Menurutnya, Pemprov Banten seharusnya memprioritaskan informasi publik sebagai kebutuhan masyarakat sesuai undang-undang nomor 14 tentang Keterbukaan Informasi Publik.
Artikel selengkapnya di halaman berikutnya…
Subaryudin menuturkan, dirinya dan para aktivis yang tergabung di FPP akan menyurati Dewan Perwakilan Rakyat Daerah (DPRD) Provinsi Banten untuk membentuk panitia khusus (Pansus) penanganan persoalan kisruh PPDB yang dinilai sarat kecurangan.
“Kita bersama kawan-kawan akan memperjuangkan informasi sebagai hak masyarakat, kita akan meminta kepada DPRD Banten untuk membuat Pansus pembahasan dugaan kecurangan PPDB sesuai dengan undang-undang MD3 tentang fungsi dewan,” tegasnya.
Dugaan Kecurangan disampaikan salah seorang aktivis Tangerang, Saipul Basri.
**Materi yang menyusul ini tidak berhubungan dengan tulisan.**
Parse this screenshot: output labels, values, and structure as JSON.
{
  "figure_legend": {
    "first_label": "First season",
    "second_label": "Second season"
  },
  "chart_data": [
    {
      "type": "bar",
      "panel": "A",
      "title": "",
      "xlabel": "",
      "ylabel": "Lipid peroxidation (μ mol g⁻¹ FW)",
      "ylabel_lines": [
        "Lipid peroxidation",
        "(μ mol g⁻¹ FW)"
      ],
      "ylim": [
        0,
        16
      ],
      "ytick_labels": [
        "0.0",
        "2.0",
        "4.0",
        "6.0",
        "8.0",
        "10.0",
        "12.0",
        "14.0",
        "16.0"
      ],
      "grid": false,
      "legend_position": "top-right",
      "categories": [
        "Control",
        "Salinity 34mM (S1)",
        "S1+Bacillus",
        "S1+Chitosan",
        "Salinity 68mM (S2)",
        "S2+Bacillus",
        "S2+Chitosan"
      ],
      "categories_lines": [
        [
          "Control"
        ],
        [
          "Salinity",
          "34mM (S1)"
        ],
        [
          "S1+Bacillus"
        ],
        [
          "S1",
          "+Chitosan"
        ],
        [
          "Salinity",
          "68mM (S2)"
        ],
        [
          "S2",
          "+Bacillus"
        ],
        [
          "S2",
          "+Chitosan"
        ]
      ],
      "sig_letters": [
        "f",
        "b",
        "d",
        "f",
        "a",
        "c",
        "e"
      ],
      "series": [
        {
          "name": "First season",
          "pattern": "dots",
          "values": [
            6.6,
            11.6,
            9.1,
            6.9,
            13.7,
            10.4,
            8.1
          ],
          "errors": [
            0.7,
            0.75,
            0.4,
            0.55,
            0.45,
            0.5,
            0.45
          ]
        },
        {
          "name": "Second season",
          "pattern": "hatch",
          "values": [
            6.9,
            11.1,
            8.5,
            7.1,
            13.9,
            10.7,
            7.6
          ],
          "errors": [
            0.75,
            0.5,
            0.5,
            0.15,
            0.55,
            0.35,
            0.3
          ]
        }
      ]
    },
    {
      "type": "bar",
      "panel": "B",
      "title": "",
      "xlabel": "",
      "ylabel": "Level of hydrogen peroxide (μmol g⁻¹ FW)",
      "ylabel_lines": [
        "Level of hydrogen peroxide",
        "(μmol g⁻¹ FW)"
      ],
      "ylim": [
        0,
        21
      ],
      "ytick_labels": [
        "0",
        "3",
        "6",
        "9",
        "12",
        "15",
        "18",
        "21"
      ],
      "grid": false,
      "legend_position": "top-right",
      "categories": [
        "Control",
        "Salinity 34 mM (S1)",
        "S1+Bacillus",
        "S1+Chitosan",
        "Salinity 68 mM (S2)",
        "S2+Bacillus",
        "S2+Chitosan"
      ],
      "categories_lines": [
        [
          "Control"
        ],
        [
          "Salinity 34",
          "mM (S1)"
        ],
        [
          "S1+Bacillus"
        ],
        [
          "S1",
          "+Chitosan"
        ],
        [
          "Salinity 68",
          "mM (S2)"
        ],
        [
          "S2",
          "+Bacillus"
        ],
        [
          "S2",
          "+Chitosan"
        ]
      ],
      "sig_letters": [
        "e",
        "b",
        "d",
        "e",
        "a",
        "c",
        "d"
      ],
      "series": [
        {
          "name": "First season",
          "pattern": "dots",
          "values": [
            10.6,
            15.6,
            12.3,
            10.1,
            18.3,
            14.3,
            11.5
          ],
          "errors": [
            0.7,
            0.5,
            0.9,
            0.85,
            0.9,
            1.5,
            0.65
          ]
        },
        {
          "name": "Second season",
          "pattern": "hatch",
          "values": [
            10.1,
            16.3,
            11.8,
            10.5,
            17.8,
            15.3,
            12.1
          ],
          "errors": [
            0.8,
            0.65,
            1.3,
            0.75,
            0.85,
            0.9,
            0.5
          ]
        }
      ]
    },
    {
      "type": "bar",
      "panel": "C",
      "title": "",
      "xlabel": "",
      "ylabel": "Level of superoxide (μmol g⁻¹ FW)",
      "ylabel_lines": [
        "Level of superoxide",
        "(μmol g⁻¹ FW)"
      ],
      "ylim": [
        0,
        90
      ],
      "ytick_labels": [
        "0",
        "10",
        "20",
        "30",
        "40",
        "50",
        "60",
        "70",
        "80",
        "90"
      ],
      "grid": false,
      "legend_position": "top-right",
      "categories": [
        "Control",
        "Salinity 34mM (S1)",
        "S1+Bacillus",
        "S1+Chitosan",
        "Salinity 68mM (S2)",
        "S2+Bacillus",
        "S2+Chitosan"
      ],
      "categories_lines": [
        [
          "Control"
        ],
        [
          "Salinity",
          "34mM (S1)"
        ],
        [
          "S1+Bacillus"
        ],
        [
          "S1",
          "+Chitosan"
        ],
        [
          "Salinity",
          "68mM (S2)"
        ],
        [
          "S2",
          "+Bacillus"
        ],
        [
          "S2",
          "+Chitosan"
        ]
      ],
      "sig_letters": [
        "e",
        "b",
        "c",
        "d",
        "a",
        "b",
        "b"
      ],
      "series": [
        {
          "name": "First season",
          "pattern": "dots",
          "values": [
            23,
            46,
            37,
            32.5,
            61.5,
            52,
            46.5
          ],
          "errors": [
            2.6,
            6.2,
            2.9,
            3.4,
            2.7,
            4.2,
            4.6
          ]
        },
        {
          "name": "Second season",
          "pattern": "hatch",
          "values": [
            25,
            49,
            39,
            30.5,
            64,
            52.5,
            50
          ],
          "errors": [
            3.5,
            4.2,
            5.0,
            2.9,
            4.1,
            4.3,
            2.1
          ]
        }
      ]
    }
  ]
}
Dia merasa janggal atas tidak transparannya informasi publik yang menjadi milik masyarakat.
Menurut Saipul Basri, Pemprov Banten diduga sengaja menutup-nutupi informasi hasil PPDB. Karena terindikasi adanya permainan PPDB yang dilakukan secara sistemik, masif dan terstruktur.
“Informasi itukan menjadi hak masyarakat, kenapa hampir semua sekolah tidak mencantumkan skor dan kepala sekolah rata-rata sulit dikonfirmasi untuk dimintai keterangannya oleh wartawan, disuratin aja buat minta waktu wawancara tak mau ketemu,” ujar Saipul.
“Persoalan PPDB yang tidak transparan akan kita dorong bersama kawan-kawan aktivis ke DPRD Banten. Apabila masih juga sulit mendapatkan informasi publik, kita bersama kawan-kawan akan menggelar aksi damai kembali di Polda Banten, KP3B dan kemudian akan berlanjut sampai ke Kemendikbud dan Istana Presiden,” tambah Saipul pria yang familiar dipanggil Marsel.